Background EO2401 is a novel generation of cancer immunotherapies designed to activate memory T cells that recognize commensal-derived peptides and cross-react with tumor-associated antigens (TAAs). EO2401 includes synthetically-produced HLA-A2 peptides with molecular mimicry to IL13RA2, BIRC5 and FOXM1, which are commonly upregulated in glioblastoma (GB), and the CD4 helper peptide UCP2. The study (NCT04116658) was approved by all participating institution’s Ethics Boards.

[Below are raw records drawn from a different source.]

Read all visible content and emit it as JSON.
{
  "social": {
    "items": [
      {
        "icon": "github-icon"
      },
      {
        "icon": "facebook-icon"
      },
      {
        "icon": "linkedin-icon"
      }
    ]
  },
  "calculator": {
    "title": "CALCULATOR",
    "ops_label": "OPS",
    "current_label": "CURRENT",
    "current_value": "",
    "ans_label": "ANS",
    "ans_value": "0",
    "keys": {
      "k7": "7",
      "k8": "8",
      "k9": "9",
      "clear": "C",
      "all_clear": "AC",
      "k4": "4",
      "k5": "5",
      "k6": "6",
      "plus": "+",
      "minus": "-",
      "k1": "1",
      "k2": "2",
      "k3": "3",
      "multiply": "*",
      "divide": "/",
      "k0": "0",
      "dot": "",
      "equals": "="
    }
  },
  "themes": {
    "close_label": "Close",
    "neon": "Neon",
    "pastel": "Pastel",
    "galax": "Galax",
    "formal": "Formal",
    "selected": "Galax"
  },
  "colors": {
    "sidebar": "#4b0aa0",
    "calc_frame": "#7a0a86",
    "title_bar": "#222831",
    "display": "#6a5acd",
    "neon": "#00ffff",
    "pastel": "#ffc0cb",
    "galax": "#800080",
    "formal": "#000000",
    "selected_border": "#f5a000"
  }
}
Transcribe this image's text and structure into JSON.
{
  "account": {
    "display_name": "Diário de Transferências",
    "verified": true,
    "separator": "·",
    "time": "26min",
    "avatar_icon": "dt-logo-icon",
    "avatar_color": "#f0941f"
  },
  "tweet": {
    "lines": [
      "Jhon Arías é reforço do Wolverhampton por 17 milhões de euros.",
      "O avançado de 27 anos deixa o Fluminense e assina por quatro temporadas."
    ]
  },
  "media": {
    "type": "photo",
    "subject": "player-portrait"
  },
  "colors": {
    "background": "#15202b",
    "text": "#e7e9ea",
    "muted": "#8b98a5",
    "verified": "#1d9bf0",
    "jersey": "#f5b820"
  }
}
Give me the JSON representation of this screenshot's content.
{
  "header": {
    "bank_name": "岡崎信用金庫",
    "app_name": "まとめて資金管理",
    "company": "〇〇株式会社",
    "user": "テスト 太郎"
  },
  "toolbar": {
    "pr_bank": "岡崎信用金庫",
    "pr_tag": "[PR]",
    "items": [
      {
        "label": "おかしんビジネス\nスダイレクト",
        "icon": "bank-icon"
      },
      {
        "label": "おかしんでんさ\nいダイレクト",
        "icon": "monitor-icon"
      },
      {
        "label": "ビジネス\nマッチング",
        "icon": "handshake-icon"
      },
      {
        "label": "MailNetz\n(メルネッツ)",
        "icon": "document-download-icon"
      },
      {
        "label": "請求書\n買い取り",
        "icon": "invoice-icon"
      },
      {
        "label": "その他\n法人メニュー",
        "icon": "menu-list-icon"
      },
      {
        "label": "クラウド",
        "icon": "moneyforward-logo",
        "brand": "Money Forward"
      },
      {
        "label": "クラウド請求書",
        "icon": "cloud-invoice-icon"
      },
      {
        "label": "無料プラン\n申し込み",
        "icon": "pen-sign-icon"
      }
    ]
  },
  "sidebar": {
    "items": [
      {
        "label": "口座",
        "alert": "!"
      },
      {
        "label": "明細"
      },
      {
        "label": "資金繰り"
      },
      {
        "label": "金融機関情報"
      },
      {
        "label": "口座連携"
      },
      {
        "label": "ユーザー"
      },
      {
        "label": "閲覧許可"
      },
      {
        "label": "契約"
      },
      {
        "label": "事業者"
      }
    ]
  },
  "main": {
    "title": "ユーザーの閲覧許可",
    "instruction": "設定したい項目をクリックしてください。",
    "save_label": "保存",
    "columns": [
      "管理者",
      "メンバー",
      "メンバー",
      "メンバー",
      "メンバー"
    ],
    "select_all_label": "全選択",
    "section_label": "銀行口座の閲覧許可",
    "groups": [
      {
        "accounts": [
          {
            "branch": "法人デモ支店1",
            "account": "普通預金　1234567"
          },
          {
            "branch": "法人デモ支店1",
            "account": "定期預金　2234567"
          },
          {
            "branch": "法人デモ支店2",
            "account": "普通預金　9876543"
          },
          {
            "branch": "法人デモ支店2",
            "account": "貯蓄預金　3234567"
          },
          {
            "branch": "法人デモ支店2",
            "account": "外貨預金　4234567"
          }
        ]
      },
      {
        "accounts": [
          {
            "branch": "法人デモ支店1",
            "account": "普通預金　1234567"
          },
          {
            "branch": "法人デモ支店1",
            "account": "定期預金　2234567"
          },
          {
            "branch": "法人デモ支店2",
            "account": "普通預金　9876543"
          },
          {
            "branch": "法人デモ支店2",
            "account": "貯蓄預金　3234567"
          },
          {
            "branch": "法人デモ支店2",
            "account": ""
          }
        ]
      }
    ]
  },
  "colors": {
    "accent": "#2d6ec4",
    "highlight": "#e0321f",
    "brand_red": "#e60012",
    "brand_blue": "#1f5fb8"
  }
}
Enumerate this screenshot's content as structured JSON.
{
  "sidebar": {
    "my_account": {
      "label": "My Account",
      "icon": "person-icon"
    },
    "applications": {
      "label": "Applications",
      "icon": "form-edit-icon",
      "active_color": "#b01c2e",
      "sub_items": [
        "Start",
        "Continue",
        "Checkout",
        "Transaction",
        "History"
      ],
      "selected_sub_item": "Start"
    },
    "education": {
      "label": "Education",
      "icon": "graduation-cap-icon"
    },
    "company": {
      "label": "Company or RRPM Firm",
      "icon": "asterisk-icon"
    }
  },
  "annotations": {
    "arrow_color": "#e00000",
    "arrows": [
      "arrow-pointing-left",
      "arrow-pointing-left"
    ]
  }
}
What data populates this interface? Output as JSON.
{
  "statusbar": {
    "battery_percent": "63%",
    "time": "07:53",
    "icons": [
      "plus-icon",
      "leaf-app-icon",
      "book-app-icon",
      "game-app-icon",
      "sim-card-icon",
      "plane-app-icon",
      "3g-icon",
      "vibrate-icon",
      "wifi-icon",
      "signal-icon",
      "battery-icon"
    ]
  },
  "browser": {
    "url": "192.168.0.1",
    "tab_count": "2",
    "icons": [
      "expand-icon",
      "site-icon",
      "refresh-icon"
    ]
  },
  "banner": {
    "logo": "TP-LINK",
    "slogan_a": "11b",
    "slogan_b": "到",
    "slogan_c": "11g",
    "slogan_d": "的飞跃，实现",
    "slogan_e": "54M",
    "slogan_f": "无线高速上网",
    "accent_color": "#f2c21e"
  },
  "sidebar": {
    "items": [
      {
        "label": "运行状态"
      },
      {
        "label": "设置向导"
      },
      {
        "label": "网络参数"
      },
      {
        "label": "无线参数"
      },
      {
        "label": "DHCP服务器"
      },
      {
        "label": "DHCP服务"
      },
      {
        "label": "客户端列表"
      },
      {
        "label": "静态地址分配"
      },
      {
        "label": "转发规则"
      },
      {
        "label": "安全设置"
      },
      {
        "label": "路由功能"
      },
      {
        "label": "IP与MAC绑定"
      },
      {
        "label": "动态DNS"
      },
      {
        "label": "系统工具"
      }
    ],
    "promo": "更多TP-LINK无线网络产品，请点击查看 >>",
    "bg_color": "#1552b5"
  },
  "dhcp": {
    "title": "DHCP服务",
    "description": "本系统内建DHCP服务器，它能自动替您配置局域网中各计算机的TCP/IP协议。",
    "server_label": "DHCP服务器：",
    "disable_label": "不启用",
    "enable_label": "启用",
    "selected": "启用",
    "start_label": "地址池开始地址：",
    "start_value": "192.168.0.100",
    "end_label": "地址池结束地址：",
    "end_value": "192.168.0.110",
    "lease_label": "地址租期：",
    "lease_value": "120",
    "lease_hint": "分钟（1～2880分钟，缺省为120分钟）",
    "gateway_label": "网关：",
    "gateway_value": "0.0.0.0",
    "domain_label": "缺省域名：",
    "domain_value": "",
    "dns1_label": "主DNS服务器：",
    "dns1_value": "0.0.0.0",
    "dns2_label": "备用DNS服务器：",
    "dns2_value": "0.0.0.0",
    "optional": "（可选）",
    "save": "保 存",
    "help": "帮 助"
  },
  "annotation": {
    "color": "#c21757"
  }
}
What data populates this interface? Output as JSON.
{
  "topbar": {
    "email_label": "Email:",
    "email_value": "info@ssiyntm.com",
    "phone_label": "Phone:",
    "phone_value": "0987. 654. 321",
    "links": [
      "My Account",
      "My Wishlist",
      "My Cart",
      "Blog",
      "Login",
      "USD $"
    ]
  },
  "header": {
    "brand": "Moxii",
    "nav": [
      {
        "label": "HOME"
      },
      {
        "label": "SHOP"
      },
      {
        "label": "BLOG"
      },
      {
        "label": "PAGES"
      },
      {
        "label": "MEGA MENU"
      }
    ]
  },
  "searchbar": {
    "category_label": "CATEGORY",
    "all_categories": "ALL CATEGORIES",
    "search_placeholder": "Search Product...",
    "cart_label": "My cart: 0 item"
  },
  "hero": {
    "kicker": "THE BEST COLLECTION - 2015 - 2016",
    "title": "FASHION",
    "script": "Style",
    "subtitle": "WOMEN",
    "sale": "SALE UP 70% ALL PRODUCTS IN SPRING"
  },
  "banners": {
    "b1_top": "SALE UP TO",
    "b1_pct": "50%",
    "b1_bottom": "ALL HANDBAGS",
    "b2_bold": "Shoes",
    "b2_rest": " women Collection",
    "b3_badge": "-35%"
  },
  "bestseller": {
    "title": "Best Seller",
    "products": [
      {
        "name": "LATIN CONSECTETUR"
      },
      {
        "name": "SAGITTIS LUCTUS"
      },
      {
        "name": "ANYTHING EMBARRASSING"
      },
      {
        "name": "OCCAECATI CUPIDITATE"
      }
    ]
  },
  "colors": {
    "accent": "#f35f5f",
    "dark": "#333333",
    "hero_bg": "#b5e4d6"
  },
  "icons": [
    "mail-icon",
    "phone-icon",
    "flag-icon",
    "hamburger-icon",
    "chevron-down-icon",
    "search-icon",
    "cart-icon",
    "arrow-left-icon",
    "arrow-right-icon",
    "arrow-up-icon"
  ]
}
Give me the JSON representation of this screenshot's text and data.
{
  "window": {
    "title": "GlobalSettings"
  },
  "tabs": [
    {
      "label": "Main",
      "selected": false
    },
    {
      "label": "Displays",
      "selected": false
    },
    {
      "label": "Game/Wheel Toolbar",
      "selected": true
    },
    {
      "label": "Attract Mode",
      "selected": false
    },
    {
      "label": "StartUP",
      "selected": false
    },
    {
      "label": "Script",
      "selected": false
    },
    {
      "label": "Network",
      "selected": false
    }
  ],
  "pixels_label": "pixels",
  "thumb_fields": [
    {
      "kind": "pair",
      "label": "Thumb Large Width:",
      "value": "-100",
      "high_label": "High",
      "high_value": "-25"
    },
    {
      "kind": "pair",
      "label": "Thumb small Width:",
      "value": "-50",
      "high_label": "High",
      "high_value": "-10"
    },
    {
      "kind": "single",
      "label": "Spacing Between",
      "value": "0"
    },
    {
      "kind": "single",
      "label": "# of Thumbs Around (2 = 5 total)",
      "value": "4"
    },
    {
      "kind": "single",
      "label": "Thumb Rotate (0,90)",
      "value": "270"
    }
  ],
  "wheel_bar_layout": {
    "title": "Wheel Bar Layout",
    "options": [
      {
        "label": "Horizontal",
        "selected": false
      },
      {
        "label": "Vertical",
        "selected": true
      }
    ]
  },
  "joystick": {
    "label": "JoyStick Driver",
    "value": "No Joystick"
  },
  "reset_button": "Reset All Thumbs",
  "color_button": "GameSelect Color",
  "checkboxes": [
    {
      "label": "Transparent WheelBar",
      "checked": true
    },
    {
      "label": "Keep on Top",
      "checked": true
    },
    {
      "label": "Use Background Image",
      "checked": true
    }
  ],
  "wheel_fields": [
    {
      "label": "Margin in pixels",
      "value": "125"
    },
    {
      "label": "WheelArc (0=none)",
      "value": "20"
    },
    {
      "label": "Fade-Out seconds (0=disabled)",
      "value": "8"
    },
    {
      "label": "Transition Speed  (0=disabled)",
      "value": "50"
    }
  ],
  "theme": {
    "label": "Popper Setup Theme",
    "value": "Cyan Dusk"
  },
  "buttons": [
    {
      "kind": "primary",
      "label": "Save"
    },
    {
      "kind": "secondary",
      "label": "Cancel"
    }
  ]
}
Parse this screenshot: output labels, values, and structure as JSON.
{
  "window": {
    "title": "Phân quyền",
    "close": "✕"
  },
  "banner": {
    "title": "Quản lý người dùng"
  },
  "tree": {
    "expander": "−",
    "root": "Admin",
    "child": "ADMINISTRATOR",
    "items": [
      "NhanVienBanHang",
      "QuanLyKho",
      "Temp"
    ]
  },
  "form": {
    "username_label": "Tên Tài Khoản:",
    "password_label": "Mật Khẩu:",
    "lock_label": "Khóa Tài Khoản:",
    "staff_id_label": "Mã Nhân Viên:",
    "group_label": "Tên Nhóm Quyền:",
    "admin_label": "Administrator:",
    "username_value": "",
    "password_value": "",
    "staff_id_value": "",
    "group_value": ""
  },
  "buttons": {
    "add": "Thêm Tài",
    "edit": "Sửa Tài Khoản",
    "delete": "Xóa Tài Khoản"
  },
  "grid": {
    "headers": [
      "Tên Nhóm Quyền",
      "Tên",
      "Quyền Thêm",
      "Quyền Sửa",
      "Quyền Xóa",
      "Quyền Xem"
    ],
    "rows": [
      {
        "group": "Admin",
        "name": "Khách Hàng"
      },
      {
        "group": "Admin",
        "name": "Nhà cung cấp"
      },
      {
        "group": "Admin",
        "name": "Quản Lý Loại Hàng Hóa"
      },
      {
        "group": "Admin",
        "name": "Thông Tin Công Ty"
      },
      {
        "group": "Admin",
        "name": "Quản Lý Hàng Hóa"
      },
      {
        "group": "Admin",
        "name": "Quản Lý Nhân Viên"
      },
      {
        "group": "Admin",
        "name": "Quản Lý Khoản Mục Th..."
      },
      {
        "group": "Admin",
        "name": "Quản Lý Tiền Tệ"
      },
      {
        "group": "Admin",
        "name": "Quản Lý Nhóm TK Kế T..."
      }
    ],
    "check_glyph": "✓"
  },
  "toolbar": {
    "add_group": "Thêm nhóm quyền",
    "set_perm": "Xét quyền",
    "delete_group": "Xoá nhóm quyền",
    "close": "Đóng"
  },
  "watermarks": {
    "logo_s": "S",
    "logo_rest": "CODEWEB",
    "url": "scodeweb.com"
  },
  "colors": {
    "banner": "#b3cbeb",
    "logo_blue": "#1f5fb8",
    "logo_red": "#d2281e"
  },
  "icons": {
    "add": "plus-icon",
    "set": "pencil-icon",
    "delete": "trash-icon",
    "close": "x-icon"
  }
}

Methods Patients with GB at first progression following standard treatment received EO2401 with nivolumab ± bevacizumab. Blood was collected at baseline, every two weeks during the first 5 months, then every month until progression. Immune response in cryopreserved PBMCs was investigated using tetramer staining, IFNγ ELISpot and intracellular cytokine staining (ICS) ex vivo and after in vitro stimulation (IVS).

Results The efficacy of commensal-derived peptides in generating immune responses against their homologous TAAs was studied ex vivo. Tetramer staining showed that commensal-specific T cells were observed in 93% of tested patients (n=55), with early responses (after 1 vaccine) seen in 42% of patients evaluated at this visit (n=24). The most immunogenic peptides were EO2317 and EO2318, with 90% (maximal response: 15.4% of CD8⁺ T cells) and 85% (maximal response: 3.7%) of responding patients, respectively. Cross-reactivity against targeted-TAA (BIRC5 for EO2317, FOXM1 for EO2318) could be detected in most tested patients (100% and 48%, respectively). These results were supported by ex-vivo IFNg ELISpot, where 90% of patients (n=21) showed functional T cells against the pool of commensal-derived peptides, and 56% and 22% reacted against two or three of these peptides, respectively. 76% of the patients also showed ex vivo responses against UCP2. Importantly, generated antigen-specific CD8⁺ T cells (>90%) were effector memory (T_EM and T_EMRA). Additionally, expression of the late activation marker CD57 increased throughout time. However, no increase in PD-1 or LAG-3 was observed, hinting that these cells do not become exhausted. Indeed, vaccine-specific T cells were strongly expanded and produced high levels of cytokines (ICS) after IVS and long-term analyses revealed a durable response of almost one year after first vaccination.

Conclusions EO2401 in combination with nivolumab can generate fast, strong and durable immune responses in patients. Expansion of commensal-specific CD8⁺ T cells that cross-react with TAAs is a promising approach to create broad immune responses against tumors with low neoantigen expression and poor T cell priming, such as GB.Further phenotypic analyses of antigen-specific T cells and other immune subsets are ongoing and will be correlated with clinical outcome.

Ethics Approval All subjects gave their informed consent for inclusion before participating in the study. The study was conducted in accordance with the Declaration of Helsinki, and the protocol was approved by the Ethics Committee of the faculty of medicine of Heidelberg - Germany (Ref: AFmu-511/2019); the Ethics Committee of Saint-Antoine Hospital - France (Ile-de-France V – ref: 54319); and the Ethics Committee of the Hospital Universitario 12 de Octubre – Spain (ref: 19/396) as well as by the Institutional Review Board from the Office of human research studies of the Dana-Farber Cancer Institute – USA (iRIS ref: 326446).